Kathryn Holston and I are carrying on this work. It's one of the many ways we can honor Thomas and his memory. Because of the unprecedented, pandemic-related shocks to the economy, we paused our regular publication of r-star estimates in late 2020. This conference is the perfect venue to announce that we are resuming them. But first, I want to take some time to share r-star's origin story, which is how I came to know Thomas.
Before I go any further, I need to give the standard Fed disclaimer that the views I express today are mine alone and do not necessarily reflect those of the Federal Open Market Committee (FOMC) or others in the Federal Reserve System.

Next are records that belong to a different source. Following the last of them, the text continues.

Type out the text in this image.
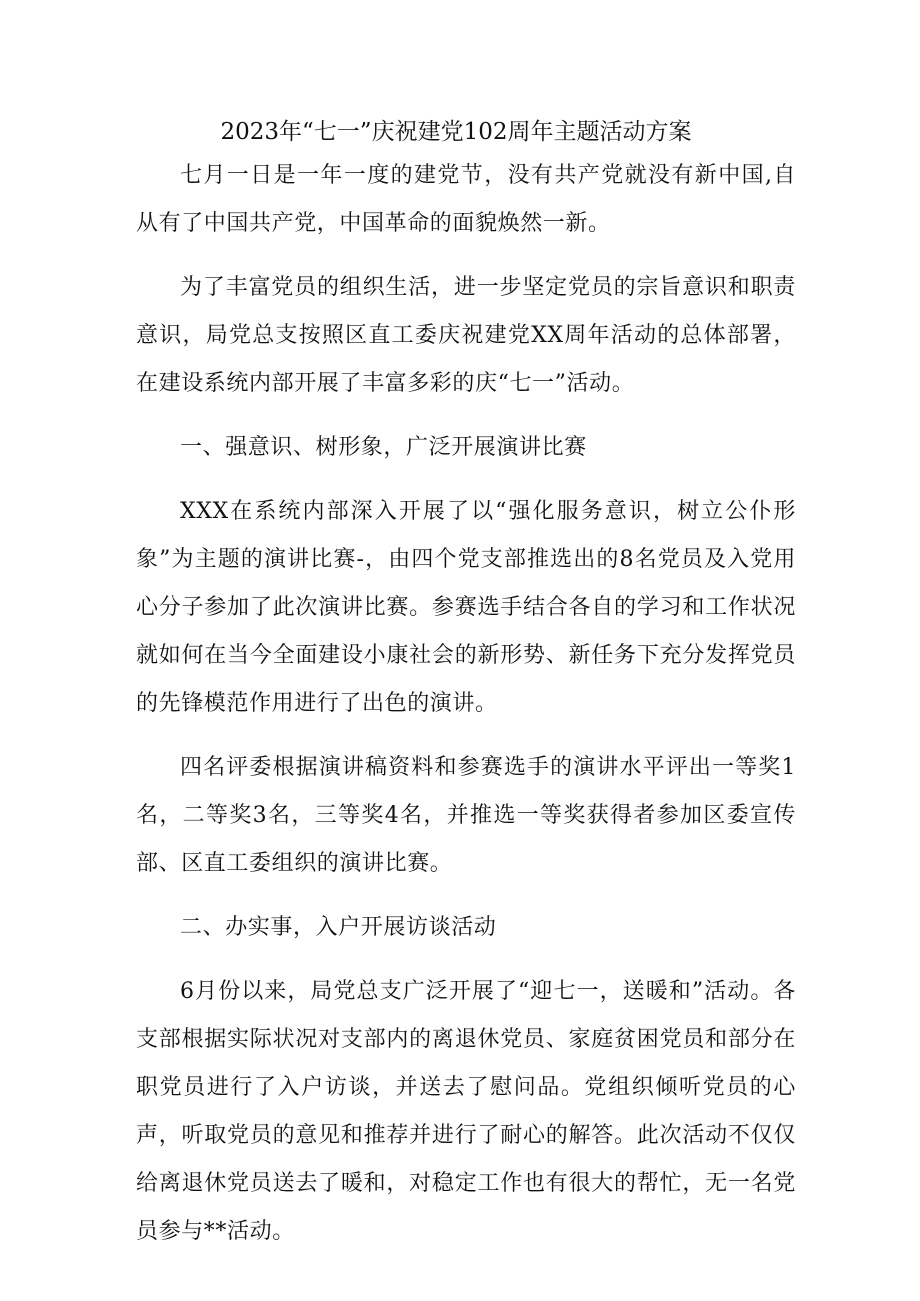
2023年“七一”庆祝建党102周年主题活动方案

七月一日是一年一度的建党节，没有共产党就没有新中国,自从有了中国共产党，中国革命的面貌焕然一新。

为了丰富党员的组织生活，进一步坚定党员的宗旨意识和职责意识，局党总支按照区直工委庆祝建党XX周年活动的总体部署，在建设系统内部开展了丰富多彩的庆“七一”活动。

一、强意识、树形象，广泛开展演讲比赛

XXX在系统内部深入开展了以“强化服务意识，树立公仆形象”为主题的演讲比赛-，由四个党支部推选出的8名党员及入党用心分子参加了此次演讲比赛。参赛选手结合各自的学习和工作状况就如何在当今全面建设小康社会的新形势、新任务下充分发挥党员的先锋模范作用进行了出色的演讲。

四名评委根据演讲稿资料和参赛选手的演讲水平评出一等奖1名，二等奖3名，三等奖4名，并推选一等奖获得者参加区委宣传部、区直工委组织的演讲比赛。

二、办实事，入户开展访谈活动

6月份以来，局党总支广泛开展了“迎七一，送暖和”活动。各支部根据实际状况对支部内的离退休党员、家庭贫困党员和部分在职党员进行了入户访谈，并送去了慰问品。党组织倾听党员的心声，听取党员的意见和推荐并进行了耐心的解答。此次活动不仅仅给离退休党员送去了暖和，对稳定工作也有很大的帮忙，无一名党员参与**活动。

Questioning the Assumption
The idea of a natural rate of interest has been around ever since the Swedish economist Knut Wicksell wrote about it in 1898. Early on, it was recognized that it's not something that can be directly observed or measured. As the economist John H. Williams wrote in 1931:
"The natural rate is an abstraction; like faith, it is seen by its works. One can only say that if the bank policy succeeds in stabilizing prices, the bank rate must have been brought in line with the natural rate, but if it does not, it must not have been."1
The topic gained renewed relevance in 1993, following John Taylor's famous description of a monetary policy rule that incorporated an assumption of a natural rate of 2 percent.2 For policymakers, the natural questions—pardon the pun—were: Is 2 percent the right number? Does it change over time? And how would we know? Those were the very questions than then-Federal Reserve Governor Larry Meyer posed to Board staff back in 2000. And that's what brought Thomas and me together.
A Meeting of Minds
In July of that year, I returned to the Board from a stint at the Council of Economic Advisors, shortly after Thomas joined the Board staff from the Kansas City Fed. We hit it off immediately. It just so happened that both of us had been thinking about the natural rate of interest. And since Governor Meyer had raised the subject, we moved quickly to develop an approach to answer his questions.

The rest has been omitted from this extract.